En proclamant le Golfe du Mexique "Golfe d'Amérique", le président Donald Trump courtise avant tout l'opinion publique américaine mais montre aussi ses ambitions hégémoniques, relèvent des experts qui doutent cependant que d'autres pays suivent ses pas.

Dans un décret pris quelques heures après son retour à la Maison Blanche, M. Trump a qualifié ce plan d'eau de "partie indélébile de l'Amérique", essentielle à la production pétrolière et à la pêche aux Etats-Unis, et de "destination préférée des Américains pour le tourisme et les activités de loisirs".

L'expression "Golfe d'Amérique" a rapidement été utilisée par les gardes-côtes américains dans un communiqué de presse et par le gouverneur républicain de Floride, Ron DeSantis.

Pour l'écologiste Andrew Thaler, la déclaration de M. Trump est "ridicule" et sera probablement ignorée par les professionnels de la mer.

Tout président a l'autorité pour rebaptiser des noms de lieux ou sites aux Etats-Unis, comme l'a déjà fait Donald Trump avec le Mont McKinley en Alaska.

"Cependant, le golfe du Mexique est une masse d'eau qui borde plusieurs pays et comprend des poches de haute mer", dit M. Thaler, fondateur de Blackbeard Biologic et conseiller scientifique et environnemental.

"Il n'y a pas vraiment de précédent pour un président américain renommant des caractéristiques géologiques et océanographiques internationales. Toute tentative de renommer l'ensemble du golfe du Mexique serait entièrement symbolique", ajoute-t-il.

- "Amérique mexicaine" -

La présidente mexicaine Claudia Sheinbaum a ironisé en proposant de renommer les Etats-Unis l'"Amérique mexicaine", devant une carte du monde datant du XVIIe siècle et sur laquelle une bonne partie de la région nord-américaine apparaît sous le nom d'Amérique mexicaine.

"Pour nous, il s'agit toujours du golfe du Mexique et pour le monde entier, il s'agit toujours du golfe du Mexique", a-t-elle déclaré mardi.
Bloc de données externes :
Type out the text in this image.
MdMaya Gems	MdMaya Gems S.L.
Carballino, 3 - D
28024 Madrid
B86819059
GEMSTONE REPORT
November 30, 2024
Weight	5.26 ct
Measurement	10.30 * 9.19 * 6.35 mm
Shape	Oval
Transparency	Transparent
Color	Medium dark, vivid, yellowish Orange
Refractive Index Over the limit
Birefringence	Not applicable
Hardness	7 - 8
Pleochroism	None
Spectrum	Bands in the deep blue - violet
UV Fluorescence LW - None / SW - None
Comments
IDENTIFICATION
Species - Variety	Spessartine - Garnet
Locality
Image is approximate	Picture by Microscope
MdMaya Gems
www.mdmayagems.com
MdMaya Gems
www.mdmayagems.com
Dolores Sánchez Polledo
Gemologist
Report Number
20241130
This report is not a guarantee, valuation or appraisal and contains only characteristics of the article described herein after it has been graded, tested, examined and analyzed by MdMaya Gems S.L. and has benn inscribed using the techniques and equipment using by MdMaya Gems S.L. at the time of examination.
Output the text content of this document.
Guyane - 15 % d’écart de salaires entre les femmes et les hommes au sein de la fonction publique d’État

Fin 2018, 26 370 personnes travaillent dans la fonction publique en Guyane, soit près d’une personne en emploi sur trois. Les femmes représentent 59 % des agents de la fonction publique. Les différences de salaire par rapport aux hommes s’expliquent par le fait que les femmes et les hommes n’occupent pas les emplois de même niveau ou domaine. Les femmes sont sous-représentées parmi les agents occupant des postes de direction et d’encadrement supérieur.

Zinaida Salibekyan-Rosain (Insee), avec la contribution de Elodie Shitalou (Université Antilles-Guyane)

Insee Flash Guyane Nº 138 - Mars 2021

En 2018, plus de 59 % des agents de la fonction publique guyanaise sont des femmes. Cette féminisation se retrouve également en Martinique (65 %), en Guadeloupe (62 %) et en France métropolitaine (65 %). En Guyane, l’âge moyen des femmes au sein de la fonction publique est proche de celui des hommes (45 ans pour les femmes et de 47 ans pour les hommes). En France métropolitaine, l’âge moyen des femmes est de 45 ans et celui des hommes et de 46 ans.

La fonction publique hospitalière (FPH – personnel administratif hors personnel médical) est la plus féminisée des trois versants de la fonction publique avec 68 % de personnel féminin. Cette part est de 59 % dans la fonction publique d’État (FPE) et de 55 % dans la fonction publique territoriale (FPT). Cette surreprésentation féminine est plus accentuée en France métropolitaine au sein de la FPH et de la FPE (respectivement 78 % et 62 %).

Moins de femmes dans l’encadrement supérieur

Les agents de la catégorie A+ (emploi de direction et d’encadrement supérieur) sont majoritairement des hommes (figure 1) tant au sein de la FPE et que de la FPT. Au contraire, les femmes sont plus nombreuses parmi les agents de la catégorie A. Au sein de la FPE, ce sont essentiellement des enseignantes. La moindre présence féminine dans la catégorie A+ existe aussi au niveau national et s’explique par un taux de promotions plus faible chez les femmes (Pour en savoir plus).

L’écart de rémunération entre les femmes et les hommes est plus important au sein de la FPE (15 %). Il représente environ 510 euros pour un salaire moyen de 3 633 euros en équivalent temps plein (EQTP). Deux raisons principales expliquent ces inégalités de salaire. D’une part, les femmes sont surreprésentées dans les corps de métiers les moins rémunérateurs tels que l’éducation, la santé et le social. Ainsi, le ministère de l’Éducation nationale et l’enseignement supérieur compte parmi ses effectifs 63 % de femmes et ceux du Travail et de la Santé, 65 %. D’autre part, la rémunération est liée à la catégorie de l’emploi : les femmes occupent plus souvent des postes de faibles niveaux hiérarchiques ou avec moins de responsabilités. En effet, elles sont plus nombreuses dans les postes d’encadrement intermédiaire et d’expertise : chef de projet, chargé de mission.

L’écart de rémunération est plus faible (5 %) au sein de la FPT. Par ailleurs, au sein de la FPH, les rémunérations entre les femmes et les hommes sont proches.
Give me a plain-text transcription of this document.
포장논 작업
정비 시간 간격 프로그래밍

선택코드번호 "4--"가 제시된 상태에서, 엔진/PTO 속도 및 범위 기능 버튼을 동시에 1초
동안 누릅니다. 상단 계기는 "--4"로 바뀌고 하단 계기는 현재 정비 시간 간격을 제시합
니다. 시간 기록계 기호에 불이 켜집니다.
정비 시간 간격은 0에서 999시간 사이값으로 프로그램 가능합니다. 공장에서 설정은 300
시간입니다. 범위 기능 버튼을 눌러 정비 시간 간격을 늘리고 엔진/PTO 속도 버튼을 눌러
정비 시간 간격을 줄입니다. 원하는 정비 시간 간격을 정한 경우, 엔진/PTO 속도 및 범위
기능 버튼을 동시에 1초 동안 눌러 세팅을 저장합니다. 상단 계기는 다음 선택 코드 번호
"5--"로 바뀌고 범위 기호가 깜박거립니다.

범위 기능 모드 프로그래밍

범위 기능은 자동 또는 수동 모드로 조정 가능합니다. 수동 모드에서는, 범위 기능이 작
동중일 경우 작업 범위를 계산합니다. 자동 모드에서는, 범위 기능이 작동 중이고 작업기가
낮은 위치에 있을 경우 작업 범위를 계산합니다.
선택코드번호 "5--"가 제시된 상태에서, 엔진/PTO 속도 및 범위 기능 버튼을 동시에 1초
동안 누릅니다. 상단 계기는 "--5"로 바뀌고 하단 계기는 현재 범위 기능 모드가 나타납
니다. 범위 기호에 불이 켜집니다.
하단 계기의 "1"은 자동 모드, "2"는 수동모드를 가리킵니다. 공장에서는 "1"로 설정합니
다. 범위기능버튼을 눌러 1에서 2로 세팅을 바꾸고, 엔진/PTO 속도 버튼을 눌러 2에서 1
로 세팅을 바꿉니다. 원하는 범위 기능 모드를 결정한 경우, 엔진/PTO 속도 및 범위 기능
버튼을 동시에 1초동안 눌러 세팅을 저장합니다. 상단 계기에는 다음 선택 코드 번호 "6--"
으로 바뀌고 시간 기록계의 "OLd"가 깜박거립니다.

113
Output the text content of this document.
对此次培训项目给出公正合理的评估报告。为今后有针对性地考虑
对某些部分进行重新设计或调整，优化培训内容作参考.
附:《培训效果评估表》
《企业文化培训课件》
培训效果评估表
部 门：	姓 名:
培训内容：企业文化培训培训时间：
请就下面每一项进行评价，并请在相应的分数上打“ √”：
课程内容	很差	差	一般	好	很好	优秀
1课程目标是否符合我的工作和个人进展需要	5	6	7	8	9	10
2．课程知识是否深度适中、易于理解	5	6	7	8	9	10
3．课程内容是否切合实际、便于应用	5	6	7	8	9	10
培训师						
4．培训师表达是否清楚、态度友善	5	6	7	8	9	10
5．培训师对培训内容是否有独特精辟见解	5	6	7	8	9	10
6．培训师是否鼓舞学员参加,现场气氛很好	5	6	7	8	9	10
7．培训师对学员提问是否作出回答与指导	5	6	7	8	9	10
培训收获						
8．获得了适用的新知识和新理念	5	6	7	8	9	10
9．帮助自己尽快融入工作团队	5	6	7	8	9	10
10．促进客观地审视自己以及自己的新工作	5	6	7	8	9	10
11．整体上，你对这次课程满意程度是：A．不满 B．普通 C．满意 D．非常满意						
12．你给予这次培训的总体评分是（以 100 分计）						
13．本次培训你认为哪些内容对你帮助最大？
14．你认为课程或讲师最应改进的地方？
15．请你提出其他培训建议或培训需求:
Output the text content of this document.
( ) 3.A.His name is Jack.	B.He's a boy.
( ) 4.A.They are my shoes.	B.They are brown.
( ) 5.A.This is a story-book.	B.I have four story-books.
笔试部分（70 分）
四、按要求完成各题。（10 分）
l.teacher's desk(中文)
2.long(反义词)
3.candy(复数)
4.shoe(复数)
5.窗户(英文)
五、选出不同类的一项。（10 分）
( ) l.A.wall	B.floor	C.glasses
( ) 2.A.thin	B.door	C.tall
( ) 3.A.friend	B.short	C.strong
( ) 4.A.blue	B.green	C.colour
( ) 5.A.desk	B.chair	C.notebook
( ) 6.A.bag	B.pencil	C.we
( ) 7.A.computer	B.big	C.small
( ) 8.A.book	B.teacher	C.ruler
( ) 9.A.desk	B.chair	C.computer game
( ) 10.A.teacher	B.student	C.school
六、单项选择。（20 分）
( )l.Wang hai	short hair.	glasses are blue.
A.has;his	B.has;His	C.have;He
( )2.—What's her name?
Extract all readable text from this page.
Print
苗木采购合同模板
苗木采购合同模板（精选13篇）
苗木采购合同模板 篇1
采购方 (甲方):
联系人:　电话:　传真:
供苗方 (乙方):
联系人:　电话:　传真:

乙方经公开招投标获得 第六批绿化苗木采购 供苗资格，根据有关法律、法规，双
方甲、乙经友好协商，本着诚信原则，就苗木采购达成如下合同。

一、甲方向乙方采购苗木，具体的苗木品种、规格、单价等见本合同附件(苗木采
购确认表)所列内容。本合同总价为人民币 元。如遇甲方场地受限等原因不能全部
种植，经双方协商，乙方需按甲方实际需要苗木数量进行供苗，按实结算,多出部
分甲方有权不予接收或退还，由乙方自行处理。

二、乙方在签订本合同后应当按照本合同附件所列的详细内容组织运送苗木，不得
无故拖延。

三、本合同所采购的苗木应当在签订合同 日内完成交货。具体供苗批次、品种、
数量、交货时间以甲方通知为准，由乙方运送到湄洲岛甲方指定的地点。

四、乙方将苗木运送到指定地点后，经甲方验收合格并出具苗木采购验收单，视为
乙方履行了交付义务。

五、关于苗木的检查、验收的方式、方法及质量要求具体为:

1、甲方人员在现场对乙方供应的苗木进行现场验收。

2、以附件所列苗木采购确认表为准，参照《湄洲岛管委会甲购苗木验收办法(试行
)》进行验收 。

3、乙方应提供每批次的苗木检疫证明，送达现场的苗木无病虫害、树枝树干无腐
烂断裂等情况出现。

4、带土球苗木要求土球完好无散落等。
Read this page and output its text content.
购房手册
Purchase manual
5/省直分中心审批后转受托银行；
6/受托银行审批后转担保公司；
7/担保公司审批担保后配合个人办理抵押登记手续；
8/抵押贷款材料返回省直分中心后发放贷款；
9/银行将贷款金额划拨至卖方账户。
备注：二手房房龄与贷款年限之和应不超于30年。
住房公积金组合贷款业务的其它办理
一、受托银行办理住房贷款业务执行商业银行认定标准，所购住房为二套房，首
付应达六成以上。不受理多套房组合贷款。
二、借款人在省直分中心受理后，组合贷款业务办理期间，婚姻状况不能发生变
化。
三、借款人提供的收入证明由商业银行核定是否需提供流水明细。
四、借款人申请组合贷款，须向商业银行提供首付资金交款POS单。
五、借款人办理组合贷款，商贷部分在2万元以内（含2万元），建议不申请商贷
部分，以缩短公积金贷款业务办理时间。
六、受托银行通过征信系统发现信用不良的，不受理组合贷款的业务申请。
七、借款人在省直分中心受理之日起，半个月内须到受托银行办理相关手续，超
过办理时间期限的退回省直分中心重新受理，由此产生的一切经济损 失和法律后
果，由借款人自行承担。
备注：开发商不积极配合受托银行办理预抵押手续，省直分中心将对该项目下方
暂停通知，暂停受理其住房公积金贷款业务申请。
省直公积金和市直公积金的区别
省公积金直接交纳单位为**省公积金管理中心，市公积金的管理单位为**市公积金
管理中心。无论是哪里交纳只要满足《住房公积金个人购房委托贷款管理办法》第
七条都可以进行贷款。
L'Organisation hydrographique internationale, créée il y a un siècle et basée à Monaco, effectue des relevés des mers et des océans du monde entier et est ce qui s'approche le plus d'une autorité chargée d'harmoniser les noms des eaux internationales.

Les Nations unies disposent également d'un groupe d'experts sur les noms géographiques, dont la prochaine réunion débutera le 28 avril.

Martin Levinson, président émérite de l'Institut de sémantique générale, se demande si Trump investira son capital politique pour tenter de convaincre d'autres pays.

"Veut-il vraiment les contraindre pour quelque chose d'aussi mineur que cela?", se demande-t-il.

"Je pense que l'avantage politique se situe au niveau de l'opinion publique auquel il s'adresse, en disant que nous sommes des patriotes, que c'est notre pays, que nous n'allons pas laisser le nom être subsumé par d'autres pays", dit-il.

Mais il doute que d'autres pays en viennent à le suivre.

- "Géopolitique du spectacle" -

Les différends sur les noms géographiques sont légion dans le monde.

La Corée du Sud, par exemple, n'apprécie guère l'appellation de "mer du Japon" préférant parler de la "mer de l'Est".

Au Moyen-Orient, Donald Trump a pu irriter les Iraniens lors de son premier mandat en parlant publiquement de "Golfe d'Arabie" pour désigner la masse d'eau riche en pétrole historiquement connue sous le nom de "Golfe persique", mais que les nationalistes arabes cherchent à rebaptiser depuis des décennies.

Pour Gerry Kearns, professeur de géographie à l'université Maynooth en Irlande, l'annonce de Trump relève de la "géopolitique du spectacle" mais elle démontre aussi un penchant idéologique.

Selon lui, en menaçant également de s'emparer du canal de Panama, Donald Trump cherche à projeter un nouveau type de doctrine Monroe, la déclaration de 1823 des Etats-Unis selon laquelle ils domineraient le continent américain.

"En revendiquant le droit de forcer les autres à utiliser le nom de son choix, M. Trump affirme une sorte de souveraineté sur une étendue d'eau internationale", dit-il.